Safe back at home but shaken, Cardenas said the family’s thoughts and prayers are with the people of the island they love so much.
“There’s a sense of guilt, because we look forward to going to that island every year, and it brings us so much joy. We love the people there. We love the culture. We love the beauty of the island, and we have created so many memories together as a family there. I just got a hibiscus tattoo on my arm last year just because that brings me joy and it reminds me of the island and the best times with my family,” Cardenas said.

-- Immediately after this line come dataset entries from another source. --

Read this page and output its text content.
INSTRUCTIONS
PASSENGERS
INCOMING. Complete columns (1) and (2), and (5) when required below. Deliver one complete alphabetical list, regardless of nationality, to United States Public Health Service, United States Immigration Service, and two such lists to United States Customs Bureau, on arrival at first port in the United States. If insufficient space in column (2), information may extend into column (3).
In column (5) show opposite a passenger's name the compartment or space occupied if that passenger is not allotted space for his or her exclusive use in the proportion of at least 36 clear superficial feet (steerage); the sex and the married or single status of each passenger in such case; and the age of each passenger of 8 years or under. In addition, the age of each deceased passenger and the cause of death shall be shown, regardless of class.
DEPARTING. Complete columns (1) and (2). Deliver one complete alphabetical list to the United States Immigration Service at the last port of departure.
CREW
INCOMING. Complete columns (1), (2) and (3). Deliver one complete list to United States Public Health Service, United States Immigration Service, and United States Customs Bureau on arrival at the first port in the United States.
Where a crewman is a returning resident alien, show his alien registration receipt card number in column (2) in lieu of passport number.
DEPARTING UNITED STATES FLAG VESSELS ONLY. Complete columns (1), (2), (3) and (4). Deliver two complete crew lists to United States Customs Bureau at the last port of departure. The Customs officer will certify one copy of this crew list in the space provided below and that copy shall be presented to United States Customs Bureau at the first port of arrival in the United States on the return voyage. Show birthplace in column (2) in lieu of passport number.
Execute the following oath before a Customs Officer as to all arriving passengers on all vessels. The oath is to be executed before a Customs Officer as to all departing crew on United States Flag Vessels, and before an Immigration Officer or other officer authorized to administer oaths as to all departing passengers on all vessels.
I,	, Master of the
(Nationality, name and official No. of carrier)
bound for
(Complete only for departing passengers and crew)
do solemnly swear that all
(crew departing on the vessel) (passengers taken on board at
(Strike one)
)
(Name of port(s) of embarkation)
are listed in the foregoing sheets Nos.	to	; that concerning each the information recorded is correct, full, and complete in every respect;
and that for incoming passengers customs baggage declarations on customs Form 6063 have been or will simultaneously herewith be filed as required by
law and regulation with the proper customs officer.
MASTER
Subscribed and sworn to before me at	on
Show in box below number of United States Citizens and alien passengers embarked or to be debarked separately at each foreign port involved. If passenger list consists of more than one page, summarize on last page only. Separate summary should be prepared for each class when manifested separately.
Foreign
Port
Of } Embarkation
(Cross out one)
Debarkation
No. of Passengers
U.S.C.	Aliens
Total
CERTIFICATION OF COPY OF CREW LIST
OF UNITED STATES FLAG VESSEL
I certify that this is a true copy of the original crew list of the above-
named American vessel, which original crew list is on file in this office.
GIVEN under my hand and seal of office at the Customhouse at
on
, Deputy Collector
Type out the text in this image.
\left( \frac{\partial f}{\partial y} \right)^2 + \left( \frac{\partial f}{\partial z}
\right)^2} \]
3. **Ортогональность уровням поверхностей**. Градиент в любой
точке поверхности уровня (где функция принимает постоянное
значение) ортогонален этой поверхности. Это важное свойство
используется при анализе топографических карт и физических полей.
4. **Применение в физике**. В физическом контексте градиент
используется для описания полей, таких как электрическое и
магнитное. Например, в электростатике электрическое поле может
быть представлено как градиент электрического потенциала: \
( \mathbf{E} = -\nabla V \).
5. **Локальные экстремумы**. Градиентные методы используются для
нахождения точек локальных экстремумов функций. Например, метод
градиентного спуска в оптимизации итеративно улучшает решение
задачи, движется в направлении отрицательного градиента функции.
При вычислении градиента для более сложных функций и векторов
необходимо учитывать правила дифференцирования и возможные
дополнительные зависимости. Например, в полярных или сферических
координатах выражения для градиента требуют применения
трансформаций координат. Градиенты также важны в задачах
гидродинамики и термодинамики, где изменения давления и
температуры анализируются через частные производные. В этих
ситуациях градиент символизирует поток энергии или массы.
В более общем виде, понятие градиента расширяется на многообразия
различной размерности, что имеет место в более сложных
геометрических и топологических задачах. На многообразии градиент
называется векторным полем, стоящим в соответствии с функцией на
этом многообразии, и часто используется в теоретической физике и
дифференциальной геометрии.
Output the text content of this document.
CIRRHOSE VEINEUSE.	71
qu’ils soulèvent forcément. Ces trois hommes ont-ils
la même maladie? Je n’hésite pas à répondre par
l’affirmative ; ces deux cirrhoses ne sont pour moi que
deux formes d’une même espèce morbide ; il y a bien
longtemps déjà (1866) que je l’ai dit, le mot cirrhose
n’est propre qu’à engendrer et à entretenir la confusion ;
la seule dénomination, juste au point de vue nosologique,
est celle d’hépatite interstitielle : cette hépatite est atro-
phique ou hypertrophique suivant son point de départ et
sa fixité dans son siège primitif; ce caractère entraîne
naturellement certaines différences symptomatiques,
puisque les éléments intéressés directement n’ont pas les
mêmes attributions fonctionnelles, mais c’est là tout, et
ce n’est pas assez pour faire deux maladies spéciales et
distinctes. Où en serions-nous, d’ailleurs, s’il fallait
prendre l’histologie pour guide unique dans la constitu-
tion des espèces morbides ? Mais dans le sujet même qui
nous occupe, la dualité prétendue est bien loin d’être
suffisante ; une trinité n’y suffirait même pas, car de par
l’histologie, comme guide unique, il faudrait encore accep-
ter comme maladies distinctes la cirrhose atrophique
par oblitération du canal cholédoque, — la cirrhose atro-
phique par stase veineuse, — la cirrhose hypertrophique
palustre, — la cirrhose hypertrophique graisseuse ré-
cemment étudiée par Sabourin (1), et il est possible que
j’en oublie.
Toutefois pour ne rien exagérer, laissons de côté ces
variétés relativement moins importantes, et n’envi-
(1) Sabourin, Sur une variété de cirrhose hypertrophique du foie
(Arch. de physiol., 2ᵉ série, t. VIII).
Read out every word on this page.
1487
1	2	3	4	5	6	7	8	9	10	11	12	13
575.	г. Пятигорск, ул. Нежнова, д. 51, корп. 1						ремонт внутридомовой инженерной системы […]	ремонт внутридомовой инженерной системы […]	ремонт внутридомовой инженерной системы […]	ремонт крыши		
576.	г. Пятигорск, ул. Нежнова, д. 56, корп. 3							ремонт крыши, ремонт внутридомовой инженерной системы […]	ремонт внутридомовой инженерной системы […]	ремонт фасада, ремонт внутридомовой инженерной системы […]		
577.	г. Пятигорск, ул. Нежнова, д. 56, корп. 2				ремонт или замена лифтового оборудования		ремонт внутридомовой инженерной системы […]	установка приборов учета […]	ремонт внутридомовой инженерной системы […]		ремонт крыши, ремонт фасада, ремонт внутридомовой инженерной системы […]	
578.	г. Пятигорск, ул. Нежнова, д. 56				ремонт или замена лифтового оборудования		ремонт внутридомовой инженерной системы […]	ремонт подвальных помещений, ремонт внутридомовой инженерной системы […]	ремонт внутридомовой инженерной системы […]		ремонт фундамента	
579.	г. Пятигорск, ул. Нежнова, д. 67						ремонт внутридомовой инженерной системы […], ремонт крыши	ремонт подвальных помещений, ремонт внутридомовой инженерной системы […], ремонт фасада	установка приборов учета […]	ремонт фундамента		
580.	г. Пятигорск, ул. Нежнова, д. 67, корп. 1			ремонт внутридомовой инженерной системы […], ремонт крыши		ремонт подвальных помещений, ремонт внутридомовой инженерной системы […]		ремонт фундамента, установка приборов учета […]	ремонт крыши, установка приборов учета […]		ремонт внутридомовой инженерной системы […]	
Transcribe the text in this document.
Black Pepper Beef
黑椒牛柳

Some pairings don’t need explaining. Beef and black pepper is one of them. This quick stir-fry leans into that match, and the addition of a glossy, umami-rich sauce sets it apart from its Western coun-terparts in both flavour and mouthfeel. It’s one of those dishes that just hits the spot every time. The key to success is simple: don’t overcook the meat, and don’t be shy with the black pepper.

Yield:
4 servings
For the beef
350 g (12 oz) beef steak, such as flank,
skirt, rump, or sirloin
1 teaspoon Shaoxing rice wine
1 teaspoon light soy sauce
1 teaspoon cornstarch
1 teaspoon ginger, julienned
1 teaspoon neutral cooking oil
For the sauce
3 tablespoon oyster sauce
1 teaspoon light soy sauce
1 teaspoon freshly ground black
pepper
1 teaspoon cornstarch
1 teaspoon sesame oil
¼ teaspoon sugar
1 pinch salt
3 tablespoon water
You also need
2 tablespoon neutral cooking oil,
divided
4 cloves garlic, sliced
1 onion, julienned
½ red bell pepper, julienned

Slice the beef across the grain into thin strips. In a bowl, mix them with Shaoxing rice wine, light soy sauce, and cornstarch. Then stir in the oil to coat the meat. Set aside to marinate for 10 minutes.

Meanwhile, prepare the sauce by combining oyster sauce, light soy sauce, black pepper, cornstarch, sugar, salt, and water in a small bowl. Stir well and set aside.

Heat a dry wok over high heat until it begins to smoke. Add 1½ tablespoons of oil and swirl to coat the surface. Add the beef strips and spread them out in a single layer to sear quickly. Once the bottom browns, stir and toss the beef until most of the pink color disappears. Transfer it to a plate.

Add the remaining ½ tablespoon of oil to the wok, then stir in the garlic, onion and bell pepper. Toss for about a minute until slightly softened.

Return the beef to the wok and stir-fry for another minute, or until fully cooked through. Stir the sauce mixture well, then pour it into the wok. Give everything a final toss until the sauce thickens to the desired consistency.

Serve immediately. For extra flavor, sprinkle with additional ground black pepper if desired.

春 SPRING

“We can get on a flight and get back to Sacramento and our life is back to normal. But everyone there in Lahaina is going to be affected for years to come and have lost everything, and have lost family members. So it’s a sad takeaway, this feeling of guilt. I’m just going to try to help to get the word out for people to either donate or just continue to pray, and that’s all we can really do.”
Recovery efforts ongoing
Maui is the second-largest island in Hawaii by area and the third most populous, with over 164,000 residents, according to 2022 U.S. Census Bureau estimates. The western Maui town of Lahaina, with fewer than 13,000 residents, was a major victim of the fire, with entire blocks burned to the ground. The town served as the capital of the Hawaiian monarchy for 25 years in the 19th century before the capital moved to Honolulu. In addition to its importance for indigenous Hawaiians, the western town also hosted whalers and religious missionaries.
Be-Jay Kodama, vice president of philanthropy for Catholic Charities Hawai’i, told CNA via email on Tuesday that CCH is actively working with other organizations to “assess the critical needs of individuals affected by the wildfires.”
“This includes finding temporary housing, financial assistance, everyday essential needs, help in rebuilding homes and counseling,” Kodama said.
“We are also working with our diocesan partners in Hawaii and Catholic Charities USA’s national network of partners to secure funding, monetary donations, and other resources to aid those impacted.”
Speaking to CNA last week, Robert Van Tassell, president and CEO of Catholic Charities Hawai’i, said the effect of the disastrous fire on the Hawaiian community is “very dramatic.” Though his 300-employee agency is spread across multiple islands, not one employee is unaffected by the fires on Maui.
“All of them have family there,” he said. “Everybody in Hawaii is related. Everybody calls everyone auntie, cousin, uncle, friend, family. It’s a very connected, very family-oriented community.”
Van Tassell emphasized the need for cash donations and referred to the donation form for Maui relief at the Catholic Charities website, www.CatholicCharitiesHawaii.org.
Honolulu Bishop Larry Silva visited the town of Lahaina on Tuesday to celebrate Mass and meet survivors of the wildfires that he said “shockingly devastated” the town. Silva celebrated Mass at Kapalua, Maui, on Sunday for about 200 Catholics gathered there.
Silva said he heard numerous stories from parishioners “who lost one or more of their loved ones or neighbors, whose houses burned down, or who lost their livelihood.” He urged visitors to the diocesan website to donate to the Hawaii Catholic Community Foundation to “support the relief efforts for our fellow community members affected by the Maui wildfires.”